Disfarçadamente olhou em volta as pessoas que ali estavam, todas agiam normalmente...

-O doce deve ser agradável - pensou ele - ninguém aqui parece estar comendo plástico.

A cena seguinte aconteceu em câmera lenta. Literalmente em câmera lenta.

Ao cortar o pedaço do doce, ajeitar no garfo e conduzir à sua boca, Luís cometeu o ato divino de constatar no ambiente, uma parede de vidro apontada para a avenida.

Ali ele descobriu algo que nunca sentira, o amor.

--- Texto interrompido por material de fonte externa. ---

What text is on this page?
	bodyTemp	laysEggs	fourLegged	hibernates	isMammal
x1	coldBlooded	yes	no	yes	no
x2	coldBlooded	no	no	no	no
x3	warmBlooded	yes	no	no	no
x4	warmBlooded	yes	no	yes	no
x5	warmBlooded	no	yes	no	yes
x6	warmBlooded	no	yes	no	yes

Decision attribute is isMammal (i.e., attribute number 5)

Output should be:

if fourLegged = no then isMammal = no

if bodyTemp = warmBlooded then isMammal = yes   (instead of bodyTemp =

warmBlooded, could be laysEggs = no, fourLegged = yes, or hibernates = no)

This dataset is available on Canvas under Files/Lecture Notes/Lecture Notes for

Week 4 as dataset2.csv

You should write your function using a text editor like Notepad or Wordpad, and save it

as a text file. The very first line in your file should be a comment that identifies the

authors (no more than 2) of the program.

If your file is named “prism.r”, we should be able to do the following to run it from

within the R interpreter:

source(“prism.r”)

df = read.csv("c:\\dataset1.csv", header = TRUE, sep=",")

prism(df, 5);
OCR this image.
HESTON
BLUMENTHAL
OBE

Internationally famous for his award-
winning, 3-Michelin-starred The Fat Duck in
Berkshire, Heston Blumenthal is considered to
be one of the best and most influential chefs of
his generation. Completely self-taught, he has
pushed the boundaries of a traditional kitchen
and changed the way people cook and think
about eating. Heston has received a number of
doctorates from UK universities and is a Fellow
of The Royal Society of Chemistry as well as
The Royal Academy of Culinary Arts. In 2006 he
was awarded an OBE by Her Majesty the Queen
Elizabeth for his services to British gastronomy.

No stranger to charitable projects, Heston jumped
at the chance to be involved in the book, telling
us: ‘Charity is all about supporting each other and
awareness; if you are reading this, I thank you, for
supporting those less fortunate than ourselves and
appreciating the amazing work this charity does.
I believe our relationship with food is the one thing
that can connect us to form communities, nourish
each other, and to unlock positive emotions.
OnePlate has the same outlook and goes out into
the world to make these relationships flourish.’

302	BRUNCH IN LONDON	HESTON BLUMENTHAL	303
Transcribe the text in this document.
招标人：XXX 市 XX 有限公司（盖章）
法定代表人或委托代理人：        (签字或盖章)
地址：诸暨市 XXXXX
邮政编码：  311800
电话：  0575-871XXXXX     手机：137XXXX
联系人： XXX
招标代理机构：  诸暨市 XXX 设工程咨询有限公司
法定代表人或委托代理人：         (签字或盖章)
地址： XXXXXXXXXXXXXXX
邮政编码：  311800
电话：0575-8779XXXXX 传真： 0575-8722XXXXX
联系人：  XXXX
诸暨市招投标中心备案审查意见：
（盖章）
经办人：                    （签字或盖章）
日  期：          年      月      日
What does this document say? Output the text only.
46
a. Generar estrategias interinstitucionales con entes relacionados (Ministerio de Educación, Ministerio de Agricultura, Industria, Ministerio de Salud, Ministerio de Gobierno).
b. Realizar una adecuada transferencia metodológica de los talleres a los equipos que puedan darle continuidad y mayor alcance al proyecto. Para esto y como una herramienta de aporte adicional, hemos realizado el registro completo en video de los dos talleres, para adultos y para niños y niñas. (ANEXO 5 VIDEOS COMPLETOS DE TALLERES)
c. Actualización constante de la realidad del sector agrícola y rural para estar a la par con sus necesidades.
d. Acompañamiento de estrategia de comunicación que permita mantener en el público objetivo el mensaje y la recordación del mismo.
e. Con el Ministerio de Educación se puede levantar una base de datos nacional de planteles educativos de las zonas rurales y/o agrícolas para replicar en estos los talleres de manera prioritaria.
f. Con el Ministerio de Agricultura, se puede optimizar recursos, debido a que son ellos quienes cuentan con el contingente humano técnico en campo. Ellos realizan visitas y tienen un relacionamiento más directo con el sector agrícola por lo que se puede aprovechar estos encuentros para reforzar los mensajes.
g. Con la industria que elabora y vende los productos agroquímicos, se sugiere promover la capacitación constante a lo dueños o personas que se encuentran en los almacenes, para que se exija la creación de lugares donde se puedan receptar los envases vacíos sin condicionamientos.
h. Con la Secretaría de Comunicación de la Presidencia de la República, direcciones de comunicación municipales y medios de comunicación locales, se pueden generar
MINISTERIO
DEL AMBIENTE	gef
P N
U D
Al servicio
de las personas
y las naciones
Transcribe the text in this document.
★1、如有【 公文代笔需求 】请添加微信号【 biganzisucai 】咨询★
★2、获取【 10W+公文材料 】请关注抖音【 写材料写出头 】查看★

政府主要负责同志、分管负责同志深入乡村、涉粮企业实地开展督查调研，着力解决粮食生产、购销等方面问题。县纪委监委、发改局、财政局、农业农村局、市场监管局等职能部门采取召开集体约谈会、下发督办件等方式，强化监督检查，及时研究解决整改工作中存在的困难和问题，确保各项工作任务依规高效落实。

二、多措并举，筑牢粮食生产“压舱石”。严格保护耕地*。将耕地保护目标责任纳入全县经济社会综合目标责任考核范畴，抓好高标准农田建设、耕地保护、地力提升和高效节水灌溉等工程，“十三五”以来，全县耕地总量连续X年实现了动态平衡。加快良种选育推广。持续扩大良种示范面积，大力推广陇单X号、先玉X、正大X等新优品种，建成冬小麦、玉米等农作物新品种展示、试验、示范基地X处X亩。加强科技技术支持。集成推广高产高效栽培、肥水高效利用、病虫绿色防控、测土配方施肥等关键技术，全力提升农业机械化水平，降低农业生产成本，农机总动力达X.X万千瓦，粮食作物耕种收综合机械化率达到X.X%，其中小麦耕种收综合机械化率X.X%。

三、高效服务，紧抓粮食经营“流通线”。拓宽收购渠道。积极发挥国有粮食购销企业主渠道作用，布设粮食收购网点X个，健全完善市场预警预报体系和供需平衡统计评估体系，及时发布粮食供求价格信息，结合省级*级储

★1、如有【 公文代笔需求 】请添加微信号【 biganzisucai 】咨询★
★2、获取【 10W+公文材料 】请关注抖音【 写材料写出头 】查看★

Ao tempo de o doce chegar a sua boca e todo o local imaculado se transportar para seu estômago, Henrique foi tomado pelo êxito. Dali em diante ele seria um homem novo. Lentamente, processando o tornado em que ele acabara de entrar, o homem percebeu nos passos dos caminhantes do outro lado do vidro, a ignorância. Quando saísse da loja com toda sua descoberta, ainda assim não poderia confidenciar nada à ninguém, pois ele durante todo esse tempo tinha sido o mais ignorante entre os mais ignorantes que já viveram. O segredo era seu, porque ele não saberia compartilhar.

A cada pedaço ingerido Luís se apaixonava perdidamente. Era um amor por algo que se come, um amor por alguém que se protege, um sentimento que não cabia dentro dele, nem no garfo, somente no doce. A vista ainda era estonteante, as pessoas não paravam de andar, sobre suas cabeças um sol revelador e sobre seus pés uma esteira sem fim. 

Mais um garfo de doce.

E outro.

E mais um.

E outro ainda.

E...

O prato eram restos.

-O amor acabou - declarou em paz.

Tomou seu celular nas mãos como um adulto segura uma conta e observou o horário. Conscientizou-se sobre o mesmo e dirigiu-se ao caixa para pagar por um preço, descobertas que não caberiam em moeda alguma neste mundo.

Caminhou até o lado de fora, onde, há alguns minutos, jazia uma ave azul. Sem procurar pela mesma, notou do outro lado do vidro, pessoas sorrindo e conversando naturalmente.

Descobriu-se autor e não personagem. Seu nome já não era o mesmo, lembrou-se que em seus documentos era somente possível ler-se Keenan Moisés Itera. Sua idade já não era assim tão avançada e seus vinte anos lhe retornavam sem demora. Sua postura ajeitara-se para alguém que pratica esportes diariamente e seus olhos brilhavam ainda mais que os raios de sol.

Voltou-se para o pássaro no chão, aproveitando para amarrar o cadarço de um de seus sapatos.

-Obrigado Elizabeth. - A ave no mesmo instante desaparecera.

-Saúde - disse agora um caminhante, sem desviar os olhos de seu celular.